There was a lot of idealism at the start of the pandemic. I’ve come to understand that times of illness, personal upheaval, and social chaos are excellent times for learning. Necessity really is the mother of invention.
We didn't have a name at the start, but Rilking led seamlessly to other adventures in text study-- I found myself sharing my personal pharmacopeia of poetic and sacred texts-- energies that had redeemed and transformed me during the most wretched and dispossessed crossroads in my own life.
Ancient medicine always involved language and incantation, and I have always preferred to teach poetry as magic than as literature.
My studies at Invisible College have taught me that poetry -- the very existence of poetry on the planet Earth-- testifies to the reality of exalted and numinous experience, and has the power to carry the human soul through tribulation and despair.
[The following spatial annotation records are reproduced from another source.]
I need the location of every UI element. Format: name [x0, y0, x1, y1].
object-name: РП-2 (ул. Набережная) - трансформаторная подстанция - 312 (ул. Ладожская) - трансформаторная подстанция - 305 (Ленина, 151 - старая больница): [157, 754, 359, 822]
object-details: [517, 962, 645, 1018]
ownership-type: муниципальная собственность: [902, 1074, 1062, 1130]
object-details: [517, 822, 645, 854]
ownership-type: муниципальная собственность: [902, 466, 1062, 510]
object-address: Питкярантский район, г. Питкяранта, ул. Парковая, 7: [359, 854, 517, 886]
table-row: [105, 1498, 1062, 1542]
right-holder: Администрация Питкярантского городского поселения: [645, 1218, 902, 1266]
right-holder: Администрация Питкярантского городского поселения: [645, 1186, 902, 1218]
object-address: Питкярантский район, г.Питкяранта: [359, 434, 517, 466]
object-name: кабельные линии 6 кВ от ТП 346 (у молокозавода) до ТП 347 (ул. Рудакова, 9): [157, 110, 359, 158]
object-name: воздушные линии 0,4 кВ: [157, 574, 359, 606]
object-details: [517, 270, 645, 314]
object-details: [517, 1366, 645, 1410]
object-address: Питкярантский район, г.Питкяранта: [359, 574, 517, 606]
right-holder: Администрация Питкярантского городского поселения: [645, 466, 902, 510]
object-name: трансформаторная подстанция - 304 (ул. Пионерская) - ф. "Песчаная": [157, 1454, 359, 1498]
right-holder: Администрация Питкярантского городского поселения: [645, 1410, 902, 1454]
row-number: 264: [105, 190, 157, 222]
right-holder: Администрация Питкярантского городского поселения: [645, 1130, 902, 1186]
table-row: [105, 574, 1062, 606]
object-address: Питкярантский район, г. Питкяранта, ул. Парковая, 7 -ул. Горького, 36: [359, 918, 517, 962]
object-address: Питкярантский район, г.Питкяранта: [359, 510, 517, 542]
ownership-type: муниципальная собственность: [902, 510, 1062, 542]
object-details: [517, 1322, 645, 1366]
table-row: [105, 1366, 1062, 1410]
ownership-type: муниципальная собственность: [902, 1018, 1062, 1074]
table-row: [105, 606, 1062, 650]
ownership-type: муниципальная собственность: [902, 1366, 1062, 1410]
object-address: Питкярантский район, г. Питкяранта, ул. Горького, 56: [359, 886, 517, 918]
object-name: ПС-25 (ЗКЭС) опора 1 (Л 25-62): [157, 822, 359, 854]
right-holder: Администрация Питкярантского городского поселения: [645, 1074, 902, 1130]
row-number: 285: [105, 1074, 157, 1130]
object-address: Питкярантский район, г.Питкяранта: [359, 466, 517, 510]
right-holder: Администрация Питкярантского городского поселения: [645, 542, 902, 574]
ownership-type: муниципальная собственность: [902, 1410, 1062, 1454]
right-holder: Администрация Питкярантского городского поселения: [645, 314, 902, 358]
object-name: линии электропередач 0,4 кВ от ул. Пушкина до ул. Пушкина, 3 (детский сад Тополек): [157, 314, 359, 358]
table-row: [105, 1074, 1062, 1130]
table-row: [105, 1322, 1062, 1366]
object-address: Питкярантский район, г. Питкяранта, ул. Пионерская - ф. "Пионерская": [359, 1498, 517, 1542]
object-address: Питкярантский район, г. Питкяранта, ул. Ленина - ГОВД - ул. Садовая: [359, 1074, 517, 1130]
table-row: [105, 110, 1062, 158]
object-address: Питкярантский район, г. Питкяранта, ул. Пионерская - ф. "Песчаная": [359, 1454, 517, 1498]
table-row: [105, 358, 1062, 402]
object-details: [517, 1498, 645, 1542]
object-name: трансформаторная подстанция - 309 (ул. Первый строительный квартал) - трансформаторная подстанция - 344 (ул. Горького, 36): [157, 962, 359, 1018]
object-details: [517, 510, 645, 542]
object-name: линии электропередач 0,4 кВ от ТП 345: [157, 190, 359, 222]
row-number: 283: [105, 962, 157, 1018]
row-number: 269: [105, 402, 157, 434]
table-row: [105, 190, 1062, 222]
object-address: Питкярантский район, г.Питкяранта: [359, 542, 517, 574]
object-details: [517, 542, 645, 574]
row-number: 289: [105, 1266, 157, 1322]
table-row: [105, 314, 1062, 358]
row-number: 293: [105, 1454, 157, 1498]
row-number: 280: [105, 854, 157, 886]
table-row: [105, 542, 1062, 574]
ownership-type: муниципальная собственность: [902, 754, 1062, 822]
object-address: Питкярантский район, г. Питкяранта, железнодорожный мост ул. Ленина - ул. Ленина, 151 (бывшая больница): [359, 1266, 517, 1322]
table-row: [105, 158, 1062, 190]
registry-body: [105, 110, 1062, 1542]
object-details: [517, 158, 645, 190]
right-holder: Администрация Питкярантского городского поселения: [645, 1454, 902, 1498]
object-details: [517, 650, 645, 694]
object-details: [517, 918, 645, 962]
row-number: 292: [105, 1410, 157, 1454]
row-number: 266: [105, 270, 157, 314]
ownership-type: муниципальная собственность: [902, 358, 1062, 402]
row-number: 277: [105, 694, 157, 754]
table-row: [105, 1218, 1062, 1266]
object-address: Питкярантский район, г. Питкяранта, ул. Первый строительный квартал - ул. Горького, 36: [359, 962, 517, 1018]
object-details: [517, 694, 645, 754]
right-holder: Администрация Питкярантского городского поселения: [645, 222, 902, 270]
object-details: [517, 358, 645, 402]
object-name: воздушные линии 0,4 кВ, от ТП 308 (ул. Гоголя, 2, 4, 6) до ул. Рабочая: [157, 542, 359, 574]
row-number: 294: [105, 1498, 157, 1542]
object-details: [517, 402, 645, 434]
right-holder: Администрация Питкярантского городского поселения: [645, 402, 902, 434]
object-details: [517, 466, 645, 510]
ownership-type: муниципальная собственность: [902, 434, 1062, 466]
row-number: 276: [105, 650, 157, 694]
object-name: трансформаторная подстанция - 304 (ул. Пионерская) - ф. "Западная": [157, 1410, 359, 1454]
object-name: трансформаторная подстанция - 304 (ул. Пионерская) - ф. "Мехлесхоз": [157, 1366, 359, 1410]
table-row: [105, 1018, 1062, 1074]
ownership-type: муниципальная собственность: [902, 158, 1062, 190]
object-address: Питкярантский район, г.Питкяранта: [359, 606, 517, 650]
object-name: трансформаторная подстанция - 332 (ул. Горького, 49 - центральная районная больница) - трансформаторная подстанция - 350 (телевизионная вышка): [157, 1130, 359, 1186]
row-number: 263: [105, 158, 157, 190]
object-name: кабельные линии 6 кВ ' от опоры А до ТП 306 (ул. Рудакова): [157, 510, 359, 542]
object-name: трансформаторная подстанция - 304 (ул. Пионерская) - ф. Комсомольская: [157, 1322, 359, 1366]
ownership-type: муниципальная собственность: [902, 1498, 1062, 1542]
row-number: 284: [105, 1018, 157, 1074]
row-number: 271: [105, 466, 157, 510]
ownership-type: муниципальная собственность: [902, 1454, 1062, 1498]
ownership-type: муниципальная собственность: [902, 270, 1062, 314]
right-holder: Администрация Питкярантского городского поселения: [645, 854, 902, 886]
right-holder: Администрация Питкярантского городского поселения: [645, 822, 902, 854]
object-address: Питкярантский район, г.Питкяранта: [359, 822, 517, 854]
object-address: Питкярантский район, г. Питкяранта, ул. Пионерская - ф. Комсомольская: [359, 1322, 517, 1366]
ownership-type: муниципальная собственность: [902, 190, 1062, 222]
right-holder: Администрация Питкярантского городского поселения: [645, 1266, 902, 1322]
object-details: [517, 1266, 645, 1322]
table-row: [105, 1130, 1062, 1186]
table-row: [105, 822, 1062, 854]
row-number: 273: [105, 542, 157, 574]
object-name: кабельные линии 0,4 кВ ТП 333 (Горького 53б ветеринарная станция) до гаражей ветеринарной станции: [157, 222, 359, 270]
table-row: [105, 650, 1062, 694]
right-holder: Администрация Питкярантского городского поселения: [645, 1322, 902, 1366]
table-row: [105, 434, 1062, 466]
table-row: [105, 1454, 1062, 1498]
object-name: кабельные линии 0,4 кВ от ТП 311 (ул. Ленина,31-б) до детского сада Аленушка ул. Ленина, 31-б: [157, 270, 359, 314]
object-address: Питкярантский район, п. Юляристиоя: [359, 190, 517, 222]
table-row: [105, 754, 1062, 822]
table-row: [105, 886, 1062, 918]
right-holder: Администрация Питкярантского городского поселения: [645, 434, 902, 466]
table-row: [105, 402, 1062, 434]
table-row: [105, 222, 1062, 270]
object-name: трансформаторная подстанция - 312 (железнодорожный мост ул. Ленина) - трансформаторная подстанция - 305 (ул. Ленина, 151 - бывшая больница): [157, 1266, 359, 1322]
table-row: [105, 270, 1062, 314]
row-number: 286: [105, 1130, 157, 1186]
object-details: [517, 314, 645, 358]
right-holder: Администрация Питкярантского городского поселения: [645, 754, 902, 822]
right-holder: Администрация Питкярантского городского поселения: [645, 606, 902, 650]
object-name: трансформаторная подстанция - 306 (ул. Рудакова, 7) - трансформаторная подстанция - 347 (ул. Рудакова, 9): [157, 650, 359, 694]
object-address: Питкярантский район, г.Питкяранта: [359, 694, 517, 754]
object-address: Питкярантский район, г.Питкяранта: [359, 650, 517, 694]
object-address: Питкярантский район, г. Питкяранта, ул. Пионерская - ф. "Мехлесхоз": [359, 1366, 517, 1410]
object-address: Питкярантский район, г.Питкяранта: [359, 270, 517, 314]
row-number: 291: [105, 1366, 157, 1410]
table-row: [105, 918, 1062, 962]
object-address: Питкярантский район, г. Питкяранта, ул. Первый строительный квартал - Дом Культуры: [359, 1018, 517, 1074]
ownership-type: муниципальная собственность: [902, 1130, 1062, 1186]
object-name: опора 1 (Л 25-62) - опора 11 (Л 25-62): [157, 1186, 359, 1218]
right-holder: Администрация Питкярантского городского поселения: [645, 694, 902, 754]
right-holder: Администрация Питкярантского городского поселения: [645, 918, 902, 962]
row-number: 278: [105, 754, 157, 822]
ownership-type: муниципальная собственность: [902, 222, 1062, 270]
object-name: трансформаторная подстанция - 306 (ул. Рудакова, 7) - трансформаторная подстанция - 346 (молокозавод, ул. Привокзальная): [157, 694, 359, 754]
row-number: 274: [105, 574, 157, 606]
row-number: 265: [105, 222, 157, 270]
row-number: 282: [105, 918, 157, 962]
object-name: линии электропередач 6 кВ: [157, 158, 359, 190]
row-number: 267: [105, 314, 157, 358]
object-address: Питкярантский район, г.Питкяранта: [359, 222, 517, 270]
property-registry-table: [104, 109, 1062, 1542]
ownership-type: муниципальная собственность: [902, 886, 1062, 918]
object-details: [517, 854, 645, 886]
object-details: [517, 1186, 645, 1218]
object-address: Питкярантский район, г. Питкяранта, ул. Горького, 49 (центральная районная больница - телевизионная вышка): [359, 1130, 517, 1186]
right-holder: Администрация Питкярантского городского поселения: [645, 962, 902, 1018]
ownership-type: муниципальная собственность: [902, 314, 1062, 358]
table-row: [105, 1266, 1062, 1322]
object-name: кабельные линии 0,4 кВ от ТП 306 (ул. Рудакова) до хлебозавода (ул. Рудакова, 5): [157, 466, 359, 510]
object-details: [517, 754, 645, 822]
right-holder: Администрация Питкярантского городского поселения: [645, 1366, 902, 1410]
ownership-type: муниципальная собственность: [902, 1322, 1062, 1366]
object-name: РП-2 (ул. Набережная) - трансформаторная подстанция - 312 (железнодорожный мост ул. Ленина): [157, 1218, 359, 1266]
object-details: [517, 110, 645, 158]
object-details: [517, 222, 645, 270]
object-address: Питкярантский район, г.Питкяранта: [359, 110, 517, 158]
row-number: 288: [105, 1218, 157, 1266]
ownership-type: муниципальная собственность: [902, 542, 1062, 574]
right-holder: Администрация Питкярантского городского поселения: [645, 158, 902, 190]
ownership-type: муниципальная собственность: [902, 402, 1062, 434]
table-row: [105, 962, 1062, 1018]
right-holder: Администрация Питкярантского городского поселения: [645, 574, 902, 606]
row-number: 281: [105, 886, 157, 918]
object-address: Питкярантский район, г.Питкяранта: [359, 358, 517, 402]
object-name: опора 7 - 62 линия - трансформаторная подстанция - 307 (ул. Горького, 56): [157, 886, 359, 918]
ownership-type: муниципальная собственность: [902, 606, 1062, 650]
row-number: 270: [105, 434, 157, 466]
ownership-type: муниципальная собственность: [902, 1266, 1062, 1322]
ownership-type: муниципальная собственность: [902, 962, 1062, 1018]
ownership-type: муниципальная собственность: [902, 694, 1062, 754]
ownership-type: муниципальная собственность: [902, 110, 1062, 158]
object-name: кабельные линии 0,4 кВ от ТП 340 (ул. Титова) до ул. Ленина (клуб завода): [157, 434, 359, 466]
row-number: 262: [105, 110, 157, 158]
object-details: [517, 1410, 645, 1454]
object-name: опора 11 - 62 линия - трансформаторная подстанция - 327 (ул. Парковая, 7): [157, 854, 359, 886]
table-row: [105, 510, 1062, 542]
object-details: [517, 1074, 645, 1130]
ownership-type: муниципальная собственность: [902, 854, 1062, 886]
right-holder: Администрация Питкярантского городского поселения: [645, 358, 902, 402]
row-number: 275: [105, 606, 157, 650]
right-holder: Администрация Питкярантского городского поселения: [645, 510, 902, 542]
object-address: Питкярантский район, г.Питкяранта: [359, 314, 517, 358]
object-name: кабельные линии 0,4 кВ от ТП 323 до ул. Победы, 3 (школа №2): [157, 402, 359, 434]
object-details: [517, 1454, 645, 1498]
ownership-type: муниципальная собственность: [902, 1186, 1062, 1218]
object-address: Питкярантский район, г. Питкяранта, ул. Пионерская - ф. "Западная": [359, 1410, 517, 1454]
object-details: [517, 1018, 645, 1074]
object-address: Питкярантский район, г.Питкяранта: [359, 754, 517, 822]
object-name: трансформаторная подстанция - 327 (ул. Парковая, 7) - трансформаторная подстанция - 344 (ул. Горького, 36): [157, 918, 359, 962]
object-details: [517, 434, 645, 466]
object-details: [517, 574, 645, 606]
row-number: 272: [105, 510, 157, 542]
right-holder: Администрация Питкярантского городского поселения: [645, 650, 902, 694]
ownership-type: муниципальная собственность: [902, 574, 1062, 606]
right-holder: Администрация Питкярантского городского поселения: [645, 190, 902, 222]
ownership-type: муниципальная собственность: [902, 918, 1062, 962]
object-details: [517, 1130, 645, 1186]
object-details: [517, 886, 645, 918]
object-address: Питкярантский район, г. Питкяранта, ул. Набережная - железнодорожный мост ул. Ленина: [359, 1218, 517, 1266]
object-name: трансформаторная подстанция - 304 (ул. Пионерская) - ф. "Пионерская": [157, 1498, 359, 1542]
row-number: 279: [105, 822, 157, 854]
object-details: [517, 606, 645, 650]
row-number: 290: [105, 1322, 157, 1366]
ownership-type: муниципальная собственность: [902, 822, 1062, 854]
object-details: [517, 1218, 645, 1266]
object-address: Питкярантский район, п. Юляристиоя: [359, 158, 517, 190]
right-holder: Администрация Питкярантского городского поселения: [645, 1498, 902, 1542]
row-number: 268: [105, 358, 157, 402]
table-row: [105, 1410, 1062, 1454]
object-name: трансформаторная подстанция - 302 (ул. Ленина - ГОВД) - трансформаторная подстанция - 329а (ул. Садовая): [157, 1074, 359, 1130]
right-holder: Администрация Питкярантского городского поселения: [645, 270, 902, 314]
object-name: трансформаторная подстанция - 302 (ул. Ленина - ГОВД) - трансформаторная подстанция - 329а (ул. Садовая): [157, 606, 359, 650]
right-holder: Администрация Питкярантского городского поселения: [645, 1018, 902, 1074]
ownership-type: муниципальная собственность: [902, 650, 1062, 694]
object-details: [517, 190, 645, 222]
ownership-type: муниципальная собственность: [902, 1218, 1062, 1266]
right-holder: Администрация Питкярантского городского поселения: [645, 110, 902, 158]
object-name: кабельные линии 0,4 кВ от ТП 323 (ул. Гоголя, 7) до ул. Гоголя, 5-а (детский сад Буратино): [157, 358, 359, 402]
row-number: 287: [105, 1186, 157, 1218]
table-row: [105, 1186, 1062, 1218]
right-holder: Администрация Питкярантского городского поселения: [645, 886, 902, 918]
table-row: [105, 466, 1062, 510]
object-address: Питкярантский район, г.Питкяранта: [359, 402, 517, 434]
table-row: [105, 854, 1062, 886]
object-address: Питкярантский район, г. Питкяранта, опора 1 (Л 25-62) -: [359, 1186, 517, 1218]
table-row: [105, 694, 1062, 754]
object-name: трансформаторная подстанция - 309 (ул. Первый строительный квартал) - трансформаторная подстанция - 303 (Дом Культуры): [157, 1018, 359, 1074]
Invisible College didn’t have a name at the start. I’m not even sure I remember how or when it became necessary to name it. It was just me, sitting on the floor next to a geranium in my hovel on Mount Auburn Street, learning how to talk into my phone. I didn’t even know what zoom was. But I’ve always been inspired by the rumors and stories about the Rosicrucian manifestos, and I like the idea of a quiet fellowship of colleague-initiates dedicated to love and the redemption of the human soul.
We grew to become a community of about two thousand people– not gigantic, not miniscule. Artists, musicians, curators, diplomats, journalists, farmers, MFA students, undergraduates, astrologers, composers, grandmothers, booksellers, and rock stars & celebrities too. The brilliance in one single chat log of one single session put whole years at university to shame.
Poetry is not only a democratic, but a miraculous artform. I depend on miracles.